Luke DeCock

Bom dia: Open-water swimming a strange sight — DeCock

Curious Brazilians stand three deep at the edge of the spectator area to see the women’s marathon swimming competition Monday.
Curious Brazilians stand three deep at the edge of the spectator area to see the women’s marathon swimming competition Monday. ldecock@newsobserver.com

Through happenstance, I ended up at the women's marathon swimming Monday morning, which turned out to be one of the strangest sights of the games.
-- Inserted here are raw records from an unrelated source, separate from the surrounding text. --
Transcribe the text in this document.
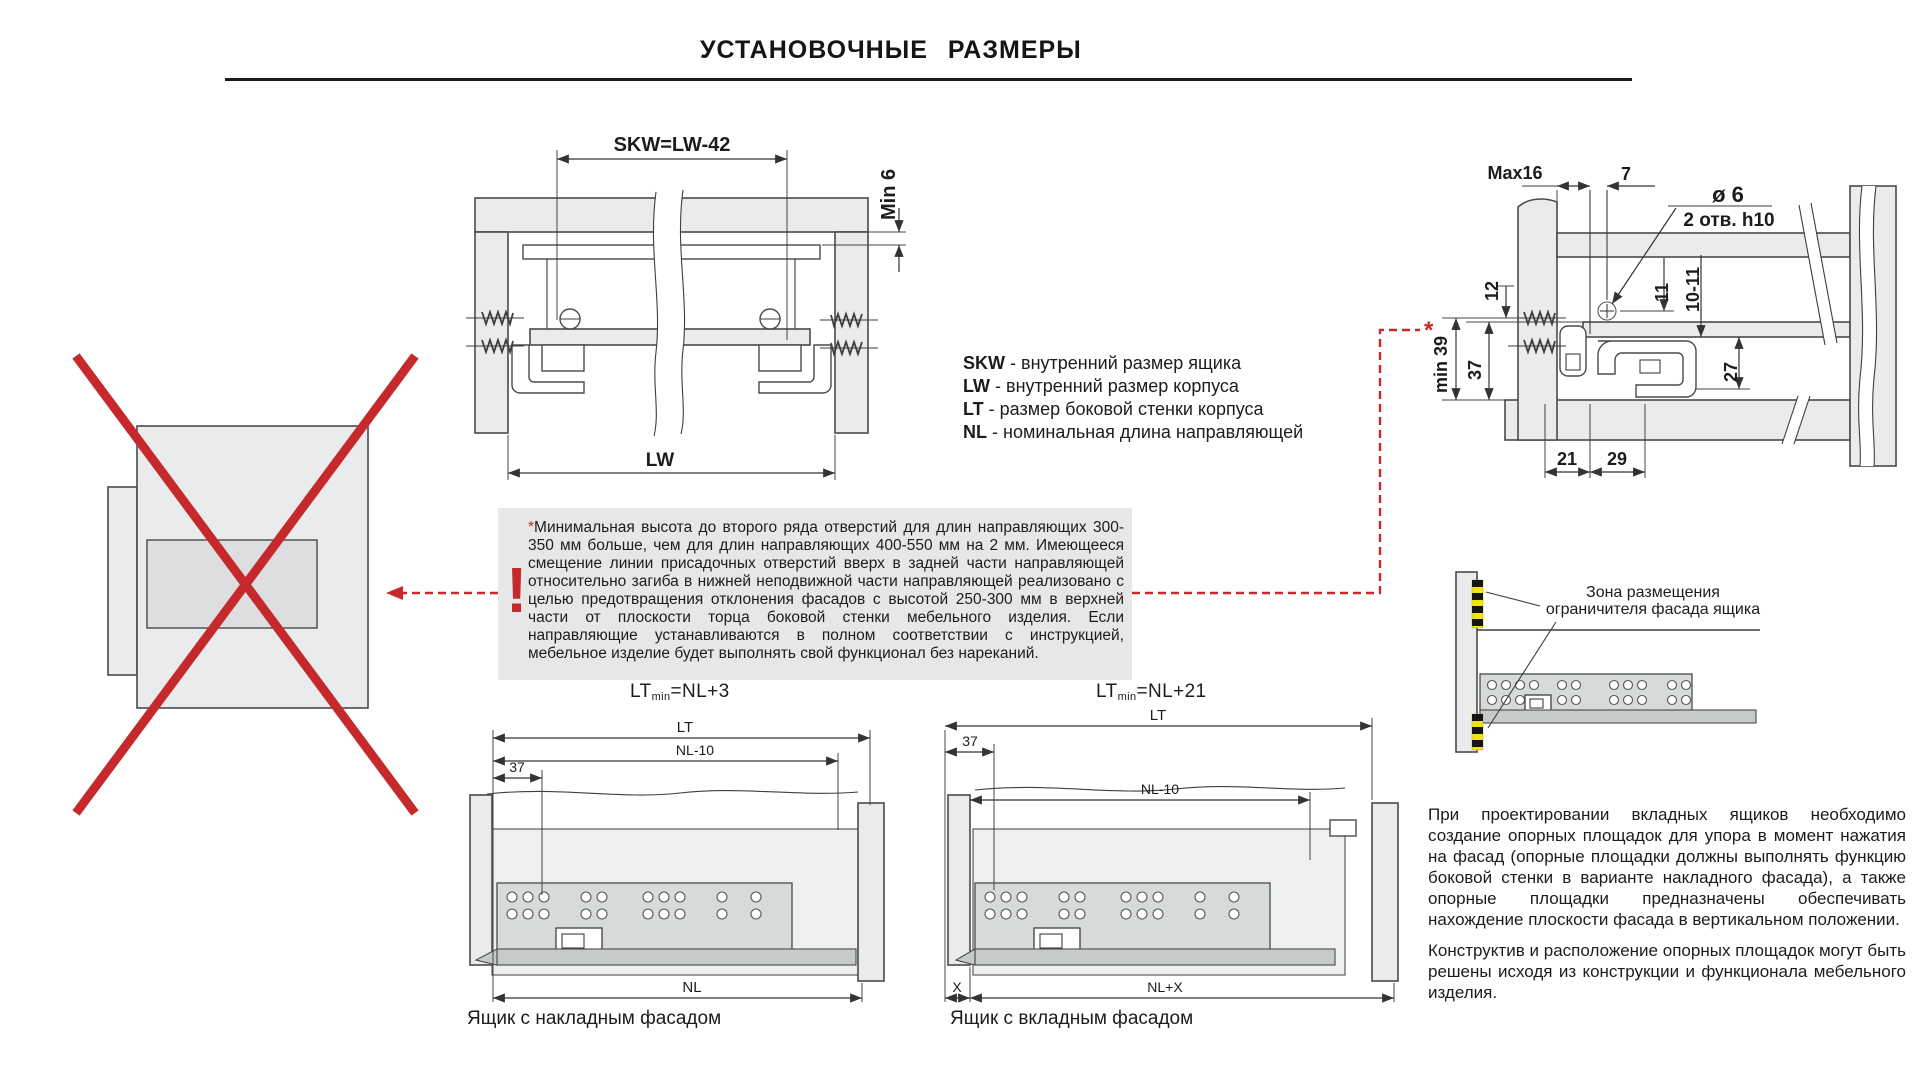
УСТАНОВОЧНЫЕ РАЗМЕРЫ
SKW=LW-42
Min 6
LW
*
Max16	7
ø 6
2 отв. h10
12
min 39 37
11 10-11
27
21 29
LT
NL-10
37
NL
LT
37
NL-10
X	NL+X
SKW - внутренний размер ящика
LW - внутренний размер корпуса
LT - размер боковой стенки корпуса
NL - номинальная длина направляющей
!
*Минимальная высота до второго ряда отверстий для длин направляющих 300-350 мм больше, чем для длин направляющих 400-550 мм на 2 мм. Имеющееся смещение линии присадочных отверстий вверх в задней части направляющей относительно загиба в нижней неподвижной части направляющей реализовано с целью предотвращения отклонения фасадов с высотой 250-300 мм в верхней части от плоскости торца боковой стенки мебельного изделия. Если направляющие устанавливаются в полном соответствии с инструкцией, мебельное изделие будет выполнять свой функционал без нареканий.
$LT_{min}=NL+3$	$LT_{min}=NL+21$
Ящик с накладным фасадом	Ящик с вкладным фасадом
Зона размещения
ограничителя фасада ящика

При проектировании вкладных ящиков необходимо создание опорных площадок для упора в момент нажатия на фасад (опорные площадки должны выполнять функцию боковой стенки в варианте накладного фасада), а также опорные площадки предназначены обеспечивать нахождение плоскости фасада в вертикальном положении.

Конструктив и расположение опорных площадок могут быть решены исходя из конструкции и функционала мебельного изделия.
It's a 10,000-meter race in the open water off Copacabana Beach, which is basically a two-hour struggle not to drown in the decent-sized swells and filthy water. The swimmers do four laps of the course around inflatable buoys. Near the starting line, their coaches are lined up on a barge with water bottles on telescoping poles for them as they swim past, like NASCAR pit crews.

For most of it, the 26 swimmers travel in one foaming, churning, splashing pack, all heads and arms and legs surrounded by a flotilla of motorboats and kayaks while helicopters buzz overhead. At one point on the course, they’re swimming parallel to the beach only about 30 yards from it, just outside of the breakers.

There's even a referee on one of the motorboats with the ability to warn or even disqualify rough swimmers for unsporting behavior – the third-place French finisher Monday was disqualified, giving the Brazilian in fourth place the bronze – although how he can discern anything amid the tangle of body parts is hard to fathom.

American swimmer Haley Anderson said the water wasn't that bad, although she's on antibiotics and probiotics to be safe and there was a visible film on the surface of the water in some places.

Just outside the course, fishing boats went through their normal morning routine and a Brazilian warship patrolled the area.

Meanwhile, the crowds on the beach strained to see the swimmers as they traversed the course. There's a ticketed area, where people were standing in the surf, and a public area, where people were three deep up against a wire fence. Most were watching the broadcast on the big screen; like open-road cycling, this is probably a sport best seen on television.

But it really does have to be seen to be believed.